He sits in the chair, alone, his skin bleeding. The blood performs to the melody of the buzzing of the tool in her hand, but all he hears is the sound of a fallen cocktail glass, breaking into shattered pieces. He realizes the irony of life; the searching out of meaning is juxtaposed to the never-ending wish that he can forget all that he has learned.
Some moments ago he wanted happiness. He would have done anything to attain it; howling shrilly for it, sobbing, in fact. No one answers his desperation. No one ever has, though he has answered for others’ cries. The intense sobriety of the realization is too much for any one to fathom for more than a few seconds. Some try to drink it away. Some smoke it. Others blow it. Still others sell it or buy it. But he sits in it for hours, days, months, even years, paying therapists to describe it for him. It does not go away, always rearing its ugly factual and analytical face. It is a beautiful face; when it appears in a painting or on a stranger across the aisle of the subway, or in the words of a friend, printed on pages of hope. Now, it only urges him to forget that it exists. Tattooing the words and memories on his skin, so as not to forget to forget them.
What would you do if I sang out of tune during a walk to remember that all you need is love? I am the egg man singing silent night over the river and through the woods to find an oxford comma. But it’s over the rainbow and I can’t find it.

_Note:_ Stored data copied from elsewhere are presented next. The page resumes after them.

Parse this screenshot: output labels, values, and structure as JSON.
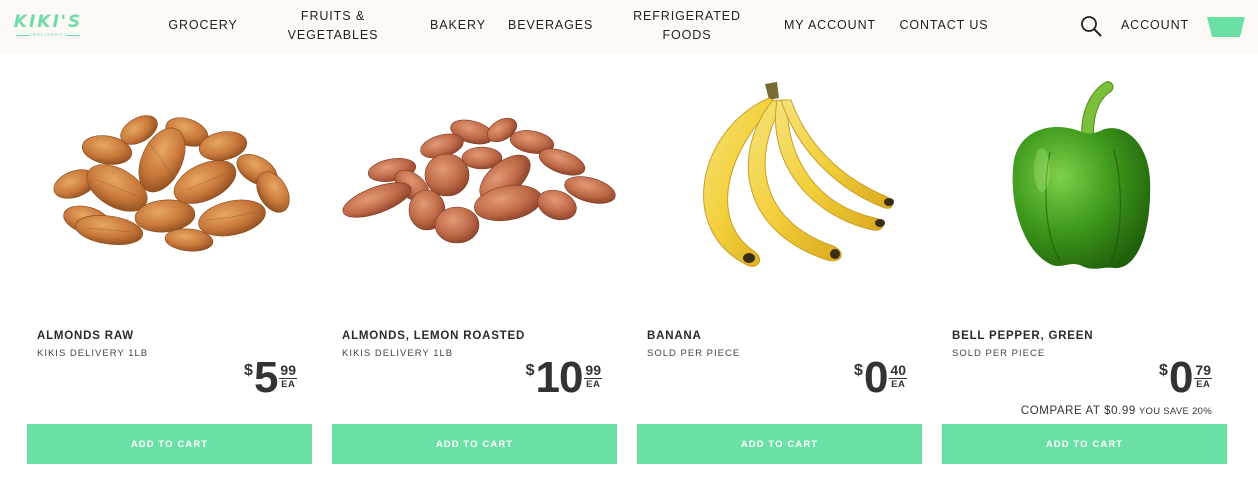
{
  "brand": {
    "logo_text": "KIKI'S",
    "logo_sub": "DELIVERY",
    "color": "#6fdba8"
  },
  "nav": {
    "items": [
      "GROCERY",
      "FRUITS & VEGETABLES",
      "BAKERY",
      "BEVERAGES",
      "REFRIGERATED FOODS",
      "MY ACCOUNT",
      "CONTACT US"
    ],
    "account_label": "ACCOUNT",
    "search_icon": "search-icon",
    "cart_icon": "cart-icon"
  },
  "products": [
    {
      "name": "ALMONDS RAW",
      "subtitle": "KIKIS DELIVERY 1LB",
      "currency": "$",
      "dollars": "5",
      "cents": "99",
      "unit": "EA",
      "button": "ADD TO CART",
      "image": "almonds-raw"
    },
    {
      "name": "ALMONDS, LEMON ROASTED",
      "subtitle": "KIKIS DELIVERY 1LB",
      "currency": "$",
      "dollars": "10",
      "cents": "99",
      "unit": "EA",
      "button": "ADD TO CART",
      "image": "almonds-roasted"
    },
    {
      "name": "BANANA",
      "subtitle": "SOLD PER PIECE",
      "currency": "$",
      "dollars": "0",
      "cents": "40",
      "unit": "EA",
      "button": "ADD TO CART",
      "image": "banana"
    },
    {
      "name": "BELL PEPPER, GREEN",
      "subtitle": "SOLD PER PIECE",
      "currency": "$",
      "dollars": "0",
      "cents": "79",
      "unit": "EA",
      "compare": "COMPARE AT $0.99",
      "save": "YOU SAVE 20%",
      "button": "ADD TO CART",
      "image": "green-bell-pepper"
    }
  ],
  "colors": {
    "accent": "#6be0a5",
    "header_bg": "#fdfaf5",
    "text": "#333333"
  }
}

And honestly, I doubt if there ever is or ever will be a rainbow.
He once told her that he entertained the ideas of suicidal contentment. She concurred with his ideation, though she pays bankers thousands of dollars for an education that ethically binds her to report such a discussion. She bought it but doesn’t buy it now, and wonders how she’ll ever be the kind of person who can help others when she can’t even help herself without becoming the need of others want over cookies and milk. Her therapist disagrees, but what the fuck do therapists know?